To solve the expression $\frac{1}{15} + \frac{1}{35} + \frac{1}{63} + \frac{1}{99} + \frac{1}{143}$, we must first find a common denominator.

The denominators are 15, 35, 63, 99, and 143. We will factor each of these numbers:

- 15 = 3 × 5
- 35 = 5 × 7
- 63 = 3 × 21 = 3 × 3 × 7 = 3² × 7
- 99 = 9 × 11 = 3² × 11
- 143 = 11 × 13

Next, we find the least common multiple (LCM) of these denominators. The LCM is found by taking the highest powers of all prime factors that appear in any of the denominators:

- From 3: the highest power is 3² from 63 and 99.
- From 5: the highest power is 5¹ from 15 and 35.
- From 7: the highest power is 7¹ from 35 and 63.
- From 11: the highest power is 11¹ from 99 and 143.
- From 13: the highest power is 13¹ from 143.

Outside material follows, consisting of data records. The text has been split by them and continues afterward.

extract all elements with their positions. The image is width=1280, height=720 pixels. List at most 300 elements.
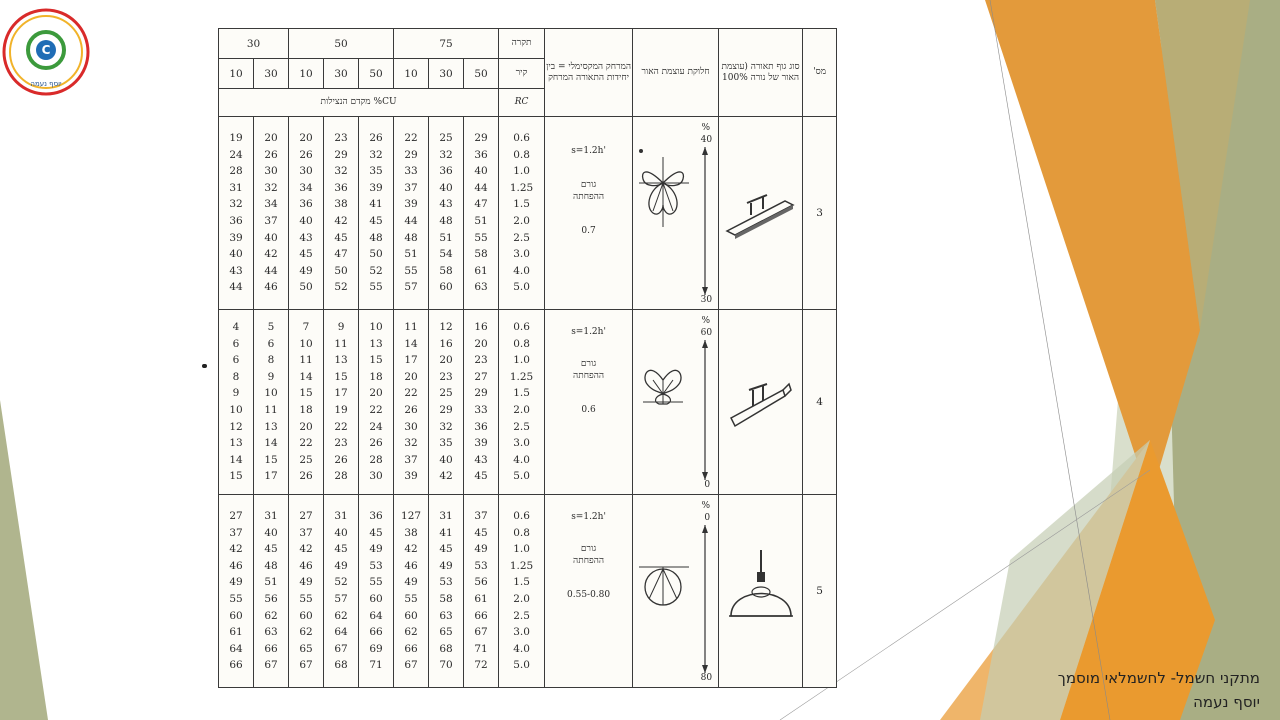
- cu-value: 41: [369, 198, 383, 211]
- cu-value: 53: [439, 576, 453, 589]
- rc-value: 0.8: [513, 148, 530, 161]
- spacing-cell: [545, 117, 633, 310]
- header-wall-label: קיר: [499, 59, 545, 89]
- cu-value: 30: [264, 165, 278, 178]
- cu-value: 43: [299, 231, 313, 244]
- distribution-cell: [633, 495, 719, 688]
- cu-value: 29: [474, 132, 488, 145]
- header-ceiling-30: 30: [219, 29, 289, 59]
- cu-value: 49: [369, 543, 383, 556]
- cu-value: 15: [264, 453, 278, 466]
- cu-value: 23: [474, 354, 488, 367]
- cu-value: 42: [404, 543, 418, 556]
- rc-value: 3.0: [513, 626, 530, 639]
- cu-value: 49: [229, 576, 243, 589]
- rc-value: 2.5: [513, 420, 530, 433]
- cu-value: 56: [264, 593, 278, 605]
- cu-value: 55: [404, 264, 418, 277]
- cu-value: 32: [439, 420, 453, 433]
- cu-value: 28: [369, 453, 383, 466]
- cu-value: 13: [334, 354, 348, 367]
- rc-value: 1.0: [513, 354, 530, 367]
- cu-value: 50: [369, 248, 383, 261]
- cu-value: 26: [369, 437, 383, 450]
- cu-value: 8: [267, 354, 275, 367]
- cu-value: 67: [334, 642, 348, 655]
- cu-value: 19: [334, 404, 348, 416]
- rc-value: 2.0: [513, 593, 530, 605]
- cu-coefficient-table-scan: [218, 28, 836, 687]
- cu-value: 16: [474, 321, 488, 334]
- cu-value: 32: [404, 437, 418, 450]
- cu-value: 53: [369, 559, 383, 572]
- cu-value: 46: [404, 559, 418, 572]
- spacing-cell: [545, 495, 633, 688]
- rc-value: 0.8: [513, 337, 530, 350]
- cu-value: 24: [229, 148, 243, 161]
- cu-value: 71: [474, 642, 488, 655]
- cu-value: 14: [404, 337, 418, 350]
- cu-value: 25: [439, 387, 453, 400]
- cu-value: 66: [229, 659, 243, 672]
- cu-value: 31: [264, 510, 278, 523]
- cu-column: [324, 117, 359, 310]
- svg-text:C: C: [41, 43, 51, 57]
- header-ceiling-label: תקרה: [499, 29, 545, 59]
- rc-value: 2.0: [513, 404, 530, 416]
- spacing-formula: s=1.2h': [571, 146, 606, 156]
- cu-value: 67: [299, 659, 313, 672]
- cu-value: 36: [229, 215, 243, 227]
- cu-value: 33: [404, 165, 418, 178]
- cu-value: 40: [334, 526, 348, 539]
- header-ceiling-75: 75: [394, 29, 499, 59]
- rc-column: [499, 310, 545, 495]
- cu-value: 9: [232, 387, 240, 400]
- cu-value: 45: [474, 470, 488, 483]
- cu-value: 42: [229, 543, 243, 556]
- svg-text:יוסף נעמה: יוסף נעמה: [30, 80, 62, 88]
- cu-column: [289, 495, 324, 688]
- rc-value: 5.0: [513, 281, 530, 294]
- cu-value: 11: [404, 321, 418, 334]
- rc-value: 4.0: [513, 453, 530, 466]
- header-spacing: המרחק המקסימלי = בין יחידות התאורה המרחק: [545, 29, 633, 117]
- cu-value: 22: [299, 437, 313, 450]
- spacing-formula: s=1.2h': [571, 512, 606, 522]
- cu-value: 40: [474, 165, 488, 178]
- cu-value: 29: [474, 387, 488, 400]
- cu-value: 39: [404, 198, 418, 211]
- cu-value: 14: [264, 437, 278, 450]
- cu-value: 18: [369, 370, 383, 383]
- cu-value: 55: [369, 281, 383, 294]
- cu-value: 40: [229, 248, 243, 261]
- cu-value: 28: [334, 470, 348, 483]
- row-number: 5: [803, 495, 837, 688]
- cu-value: 58: [439, 593, 453, 605]
- cu-value: 31: [439, 510, 453, 523]
- cu-value: 62: [299, 626, 313, 639]
- cu-value: 43: [474, 453, 488, 466]
- cu-value: 50: [334, 264, 348, 277]
- header-luminaire-type: סוג גוף תאורה (עוצמת האור של נורה 100%: [719, 29, 803, 117]
- cu-value: 45: [474, 526, 488, 539]
- cu-value: 7: [302, 321, 310, 334]
- cu-value: 20: [474, 337, 488, 350]
- cu-value: 62: [404, 626, 418, 639]
- rc-value: 1.0: [513, 165, 530, 178]
- header-wall-value: 10: [394, 59, 429, 89]
- cu-value: 67: [264, 659, 278, 672]
- reduction-factor-label: גורם ההפחתה: [573, 544, 605, 566]
- cu-value: 17: [264, 470, 278, 483]
- cu-value: 23: [334, 437, 348, 450]
- cu-column: [219, 117, 254, 310]
- cu-column: [464, 495, 499, 688]
- cu-value: 57: [334, 593, 348, 605]
- cu-value: 13: [229, 437, 243, 450]
- cu-value: 67: [404, 659, 418, 672]
- cu-value: 45: [439, 543, 453, 556]
- cu-value: 43: [439, 198, 453, 211]
- cu-value: 39: [229, 231, 243, 244]
- cu-value: 70: [439, 659, 453, 672]
- cu-value: 58: [474, 248, 488, 261]
- cu-value: 65: [299, 642, 313, 655]
- cu-value: 36: [474, 420, 488, 433]
- cu-value: 25: [439, 132, 453, 145]
- cu-column: [394, 495, 429, 688]
- cu-value: 48: [439, 215, 453, 227]
- cu-value: 51: [439, 231, 453, 244]
- cu-value: 39: [474, 437, 488, 450]
- cu-value: 26: [299, 148, 313, 161]
- cu-value: 55: [369, 576, 383, 589]
- cu-column: [289, 310, 324, 495]
- cu-value: 52: [334, 281, 348, 294]
- cu-value: 61: [229, 626, 243, 639]
- cu-value: 20: [369, 387, 383, 400]
- cu-column: [429, 117, 464, 310]
- cu-value: 6: [232, 354, 240, 367]
- rc-value: 3.0: [513, 248, 530, 261]
- cu-value: 39: [404, 470, 418, 483]
- cu-value: 11: [299, 354, 313, 367]
- cu-value: 32: [439, 148, 453, 161]
- cu-value: 51: [404, 248, 418, 261]
- cu-value: 49: [404, 576, 418, 589]
- cu-table: [218, 28, 837, 688]
- cu-value: 37: [299, 526, 313, 539]
- cu-value: 66: [474, 609, 488, 622]
- cu-value: 67: [474, 626, 488, 639]
- cu-value: 27: [474, 370, 488, 383]
- rc-value: 1.25: [509, 181, 534, 194]
- cu-value: 42: [299, 543, 313, 556]
- left-corner-shape: [0, 400, 48, 720]
- cu-value: 13: [369, 337, 383, 350]
- cu-value: 69: [369, 642, 383, 655]
- percent-mark: %: [701, 123, 711, 133]
- rc-value: 5.0: [513, 470, 530, 483]
- cu-value: 20: [439, 354, 453, 367]
- cu-value: 10: [299, 337, 313, 350]
- cu-value: 9: [267, 370, 275, 383]
- cu-value: 68: [334, 659, 348, 672]
- stray-mark: [202, 364, 207, 368]
- rc-value: 2.0: [513, 215, 530, 227]
- cu-value: 38: [334, 198, 348, 211]
- cu-value: 14: [299, 370, 313, 383]
- cu-value: 6: [267, 337, 275, 350]
- cu-value: 48: [369, 231, 383, 244]
- cu-value: 61: [474, 264, 488, 277]
- cu-value: 16: [439, 337, 453, 350]
- header-distribution: חלוקת עוצמת האור: [633, 29, 719, 117]
- lower-percent: 30: [700, 295, 713, 305]
- upper-percent: 40: [700, 135, 713, 145]
- cu-value: 38: [404, 526, 418, 539]
- cu-value: 26: [369, 132, 383, 145]
- cu-value: 71: [369, 659, 383, 672]
- cu-column: [219, 310, 254, 495]
- cu-value: 30: [299, 165, 313, 178]
- header-wall-value: 50: [359, 59, 394, 89]
- distribution-curve-5: [633, 495, 719, 687]
- cu-value: 39: [369, 181, 383, 194]
- lower-percent: 0: [704, 480, 711, 490]
- cu-value: 33: [474, 404, 488, 416]
- cu-value: 46: [264, 281, 278, 294]
- cu-value: 36: [474, 148, 488, 161]
- cu-value: 11: [264, 404, 278, 416]
- cu-value: 62: [334, 609, 348, 622]
- cu-column: [429, 495, 464, 688]
- cu-value: 60: [229, 609, 243, 622]
- rc-value: 0.6: [513, 132, 530, 145]
- cu-value: 11: [334, 337, 348, 350]
- cu-value: 51: [264, 576, 278, 589]
- cu-value: 50: [299, 281, 313, 294]
- percent-mark: %: [701, 316, 711, 326]
- cu-value: 35: [439, 437, 453, 450]
- cu-value: 40: [264, 526, 278, 539]
- company-logo: [0, 6, 92, 98]
- cu-value: 20: [299, 420, 313, 433]
- cu-value: 40: [439, 453, 453, 466]
- distribution-cell: [633, 310, 719, 495]
- cu-value: 24: [369, 420, 383, 433]
- cu-value: 5: [267, 321, 275, 334]
- cu-value: 36: [299, 198, 313, 211]
- cu-column: [394, 117, 429, 310]
- cu-value: 43: [229, 264, 243, 277]
- cu-value: 48: [264, 559, 278, 572]
- cu-value: 10: [264, 387, 278, 400]
- cu-value: 32: [334, 165, 348, 178]
- cu-value: 52: [369, 264, 383, 277]
- cu-value: 42: [334, 215, 348, 227]
- cu-value: 30: [369, 470, 383, 483]
- cu-value: 46: [229, 559, 243, 572]
- rc-value: 0.6: [513, 510, 530, 523]
- header-cu: CU% מקדם הנצילות: [219, 89, 499, 117]
- cu-value: 28: [229, 165, 243, 178]
- cu-value: 15: [334, 370, 348, 383]
- distribution-cell: [633, 117, 719, 310]
- cu-value: 61: [474, 593, 488, 605]
- header-wall-value: 10: [219, 59, 254, 89]
- cu-value: 40: [299, 215, 313, 227]
- cu-value: 30: [404, 420, 418, 433]
- cu-value: 62: [264, 609, 278, 622]
- cu-value: 49: [299, 264, 313, 277]
- cu-value: 34: [264, 198, 278, 211]
- spacing-formula: s=1.2h': [571, 327, 606, 337]
- rc-value: 1.5: [513, 576, 530, 589]
- rc-value: 2.5: [513, 609, 530, 622]
- cu-value: 40: [264, 231, 278, 244]
- rc-value: 5.0: [513, 659, 530, 672]
- cu-value: 37: [264, 215, 278, 227]
- cu-value: 23: [439, 370, 453, 383]
- cu-column: [394, 310, 429, 495]
- cu-value: 63: [439, 609, 453, 622]
- cu-value: 66: [369, 626, 383, 639]
- cu-column: [359, 117, 394, 310]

Thus, the least common multiple (LCM) is:

LCM = 3² × 5¹ × 7¹ × 11¹ × 13¹ = 9 × 5 × 7 × 11 × 13

Calculating the LCM step by step:

1. 9 × 5 = 45
2. 45 × 7 = 315
3. 315 × 11 = 3465
4. 3465 × 13 = 45045

So, the common denominator is 45045.

Next, we convert each fraction to have this common denominator:

1. $\frac{1}{15} = \frac{45045 / 15}{45045} = \frac{3003}{45045}$
2. $\frac{1}{35} = \frac{45045 / 35}{45045} = \frac{1287}{45045}$
3. $\frac{1}{63} = \frac{45045 / 63}{45045} = \frac{715}{45045}$
4. $\frac{1}{99} = \frac{45045 / 99}{45045} = \frac{455}{45045}$
5. $\frac{1}{143} = \frac{45045 / 143}{45045} = \frac{315}{45045}$

Now we can add these fractions together:

$\frac{3003 + 1287 + 715 + 455 + 315}{45045} = \frac{5760}{45045}$

Now we will simplify the result. We can divide both the numerator and denominator by their greatest common divisor (GCD).

Calculating the GCD of 5760 and 45045 can be done using prime factorization or the Euclidean algorithm, but for this purpose, we note that:

5760 = 2⁷ × 3² × 5 × 11 = 5760
45045 = 3² × 5 × 7 × 11 × 13 = 45045

The GCD is 3² × 5 × 11 = 165

Now we can simplify:

$\frac{5760 / 165}{45045 / 165} = \frac{34.909\ldots}{273} = \frac{34}{273}$

Thus the final result can be expressed as follows:

$\frac{64}{819}$.

Therefore, the final answer is $\frac{64}{819}$.